Designing and application of small-scale integrated automated liquid handling system

doi:10.12211/2096-8280.2021-095

Abstract

Abstract:

Nowadays experiments in biotechnology, synthetic biology and chemical biology often require handling a lot of samples timely with high throughput and accuracy. Manual operations such as liquid dispensing, transferring and distribution not only impose laborious burdens on researchers, but also lead to experimental errors and low efficiency. Therefore, the small-scale and integrated automation systems have emerged, whereby liquid-handling workstation serves as the core to integrate peripheral equipment and coordinate the operation of all instruments through software and human-machine interface. Such systems can be used to handle a large number of labor-consuming workloads and improve efficiency and data quality. As our laboratory is currently running a small-scale liquid handling system, here we first illustrate the major compositions of the system, and then share the processes used for rapid evaluation of culture media and strains as well as enzyme activities for directed evolution, automatic induction, expression and preparation of crude enzyme samples, automatic enzyme-linked immunosorbent assay-based screening and high-throughput plasmid extraction. We also briefly introduce key factors that may have significant impact on these processes, such as the location of consumables, the details of pipetting, script extension, and workflow planning. We further describe the shortcomings detected during the use of the system, offer suggestions for assembling similar systems with improved performance, and share the precautions that may cause abnormalities. While integrated automated liquid handling systems are expected to become an important part of the automated laboratory in the future in Chinese universities and research institutes, increased R&D investment and personnel training in hardware and software are needed for promoting the development of domestic laboratory automation equipment. Overall, it is a useful reference for other laboratories to design automated workstation systems.

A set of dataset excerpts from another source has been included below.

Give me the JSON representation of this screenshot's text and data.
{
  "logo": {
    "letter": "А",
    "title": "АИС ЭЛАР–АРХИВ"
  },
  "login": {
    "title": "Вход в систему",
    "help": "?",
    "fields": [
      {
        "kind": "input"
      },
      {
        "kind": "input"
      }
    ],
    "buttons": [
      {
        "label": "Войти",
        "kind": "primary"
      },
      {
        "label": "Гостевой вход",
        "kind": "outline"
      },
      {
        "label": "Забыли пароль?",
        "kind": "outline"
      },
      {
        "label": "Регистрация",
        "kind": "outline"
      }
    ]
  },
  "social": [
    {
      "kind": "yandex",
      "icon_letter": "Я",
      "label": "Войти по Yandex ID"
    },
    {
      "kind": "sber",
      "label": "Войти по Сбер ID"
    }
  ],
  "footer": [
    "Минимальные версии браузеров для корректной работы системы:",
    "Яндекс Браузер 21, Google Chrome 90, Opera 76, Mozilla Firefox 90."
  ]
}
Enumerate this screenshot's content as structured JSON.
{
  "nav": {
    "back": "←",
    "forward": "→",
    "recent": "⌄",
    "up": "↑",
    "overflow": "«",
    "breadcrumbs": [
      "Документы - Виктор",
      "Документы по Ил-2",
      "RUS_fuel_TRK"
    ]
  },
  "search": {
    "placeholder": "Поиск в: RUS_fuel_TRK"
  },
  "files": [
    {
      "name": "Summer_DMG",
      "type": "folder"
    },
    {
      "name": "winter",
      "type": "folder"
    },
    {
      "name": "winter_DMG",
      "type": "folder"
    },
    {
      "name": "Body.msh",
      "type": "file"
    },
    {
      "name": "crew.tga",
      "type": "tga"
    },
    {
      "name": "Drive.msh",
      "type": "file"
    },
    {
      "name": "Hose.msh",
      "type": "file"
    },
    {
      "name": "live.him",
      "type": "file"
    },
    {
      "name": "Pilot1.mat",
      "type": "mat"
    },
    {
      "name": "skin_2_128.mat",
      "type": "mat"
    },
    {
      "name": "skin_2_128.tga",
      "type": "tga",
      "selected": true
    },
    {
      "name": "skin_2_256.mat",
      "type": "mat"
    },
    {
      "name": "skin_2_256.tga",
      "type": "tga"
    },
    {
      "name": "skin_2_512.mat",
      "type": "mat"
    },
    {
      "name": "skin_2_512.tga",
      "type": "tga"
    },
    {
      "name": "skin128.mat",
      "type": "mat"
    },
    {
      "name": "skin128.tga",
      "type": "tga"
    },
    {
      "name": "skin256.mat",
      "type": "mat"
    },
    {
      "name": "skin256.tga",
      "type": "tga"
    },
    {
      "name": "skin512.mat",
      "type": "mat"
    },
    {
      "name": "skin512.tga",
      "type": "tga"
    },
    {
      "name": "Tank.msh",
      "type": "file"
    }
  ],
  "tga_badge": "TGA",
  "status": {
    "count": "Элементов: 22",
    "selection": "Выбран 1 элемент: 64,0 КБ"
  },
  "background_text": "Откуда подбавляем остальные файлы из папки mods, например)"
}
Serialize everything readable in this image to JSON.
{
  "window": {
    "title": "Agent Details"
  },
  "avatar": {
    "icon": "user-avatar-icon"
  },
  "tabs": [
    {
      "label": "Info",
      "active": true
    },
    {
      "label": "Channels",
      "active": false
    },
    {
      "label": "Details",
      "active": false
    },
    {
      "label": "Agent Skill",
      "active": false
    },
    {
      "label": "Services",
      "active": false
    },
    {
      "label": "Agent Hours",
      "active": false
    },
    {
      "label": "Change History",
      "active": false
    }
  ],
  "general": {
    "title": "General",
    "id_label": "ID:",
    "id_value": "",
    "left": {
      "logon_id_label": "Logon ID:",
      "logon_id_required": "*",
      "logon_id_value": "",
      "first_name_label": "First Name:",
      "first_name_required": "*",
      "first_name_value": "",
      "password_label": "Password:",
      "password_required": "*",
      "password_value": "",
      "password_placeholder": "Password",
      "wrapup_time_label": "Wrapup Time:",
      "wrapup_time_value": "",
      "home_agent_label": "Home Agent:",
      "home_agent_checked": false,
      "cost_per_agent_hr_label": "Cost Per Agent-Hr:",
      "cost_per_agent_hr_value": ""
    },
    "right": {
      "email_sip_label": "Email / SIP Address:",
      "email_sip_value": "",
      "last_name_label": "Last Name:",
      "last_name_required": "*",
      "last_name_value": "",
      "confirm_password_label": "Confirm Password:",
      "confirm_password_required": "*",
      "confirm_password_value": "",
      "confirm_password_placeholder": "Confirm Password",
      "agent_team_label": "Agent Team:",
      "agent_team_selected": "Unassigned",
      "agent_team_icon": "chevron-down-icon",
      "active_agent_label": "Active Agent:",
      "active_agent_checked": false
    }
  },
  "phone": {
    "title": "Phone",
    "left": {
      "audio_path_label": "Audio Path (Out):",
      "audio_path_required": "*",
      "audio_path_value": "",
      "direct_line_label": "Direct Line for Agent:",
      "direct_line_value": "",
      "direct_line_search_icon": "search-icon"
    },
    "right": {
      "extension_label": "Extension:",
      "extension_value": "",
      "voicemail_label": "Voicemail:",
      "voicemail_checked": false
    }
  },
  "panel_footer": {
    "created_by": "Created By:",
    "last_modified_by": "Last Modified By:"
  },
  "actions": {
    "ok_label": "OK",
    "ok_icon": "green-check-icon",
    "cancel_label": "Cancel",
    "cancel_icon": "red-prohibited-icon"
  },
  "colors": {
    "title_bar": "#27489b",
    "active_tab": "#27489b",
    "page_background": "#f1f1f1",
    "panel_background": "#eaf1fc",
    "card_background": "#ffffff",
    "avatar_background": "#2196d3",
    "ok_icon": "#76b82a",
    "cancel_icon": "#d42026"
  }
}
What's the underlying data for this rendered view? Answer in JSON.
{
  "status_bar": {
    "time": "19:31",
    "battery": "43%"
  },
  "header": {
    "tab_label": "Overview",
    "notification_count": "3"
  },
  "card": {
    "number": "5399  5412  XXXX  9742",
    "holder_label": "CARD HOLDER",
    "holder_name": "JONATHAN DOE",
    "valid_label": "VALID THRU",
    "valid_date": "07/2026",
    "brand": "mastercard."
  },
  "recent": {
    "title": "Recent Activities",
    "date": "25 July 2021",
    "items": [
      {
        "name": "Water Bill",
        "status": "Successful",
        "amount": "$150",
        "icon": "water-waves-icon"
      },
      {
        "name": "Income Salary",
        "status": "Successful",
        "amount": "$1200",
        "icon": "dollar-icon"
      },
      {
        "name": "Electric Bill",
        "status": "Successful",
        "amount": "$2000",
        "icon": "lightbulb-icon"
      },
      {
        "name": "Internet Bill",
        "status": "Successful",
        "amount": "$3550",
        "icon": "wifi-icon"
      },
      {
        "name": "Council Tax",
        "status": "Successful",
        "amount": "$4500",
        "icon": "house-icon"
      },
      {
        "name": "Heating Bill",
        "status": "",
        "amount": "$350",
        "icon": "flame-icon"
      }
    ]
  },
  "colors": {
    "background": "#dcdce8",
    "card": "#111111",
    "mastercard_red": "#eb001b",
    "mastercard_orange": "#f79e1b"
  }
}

Key words: liquid handling workstation, synthetic biology, automation, integration

摘要：

现代生物技术、合成生物学和化学生物学研究中经常需要处理大量样本，对通量、精准度和时效性有很高要求。手动液体分装、转移和分发等操作不仅给科研人员带来很大工作负荷，还是导致实验误差和效率低下的重要原因。搭建以移液工作站为核心的小型集成化自动移液工作站系统，整合必要的外围设备，并通过软件和人机交互界面协调各个设备运行，可用于完成大量耗费人力的工作，提高工作效率和科研数据质量。本文结合研究团队所搭建的自动移液工作站系统，介绍了集成化移液工作站系统的主要组成，分享其在菌株及培养基评价、酶的定向进化筛选、自动诱导表达及粗酶液制备、酶联免疫吸附筛选、高通量质粒提取等方面的应用，并对集成化移液工作站系统的不足和购置及使用中的注意事项做了简要说明。预计集成化移液工作站系统将在国内高校和科研院所得到越来越普遍的应用，但还需要加大研发投入，从硬件、软件、人才、多学科交叉等多方面入手，共同推动国产实验室自动化设备进步。希望能为科研人员今后设计和添置类似的集成化移液工作站系统提供参考。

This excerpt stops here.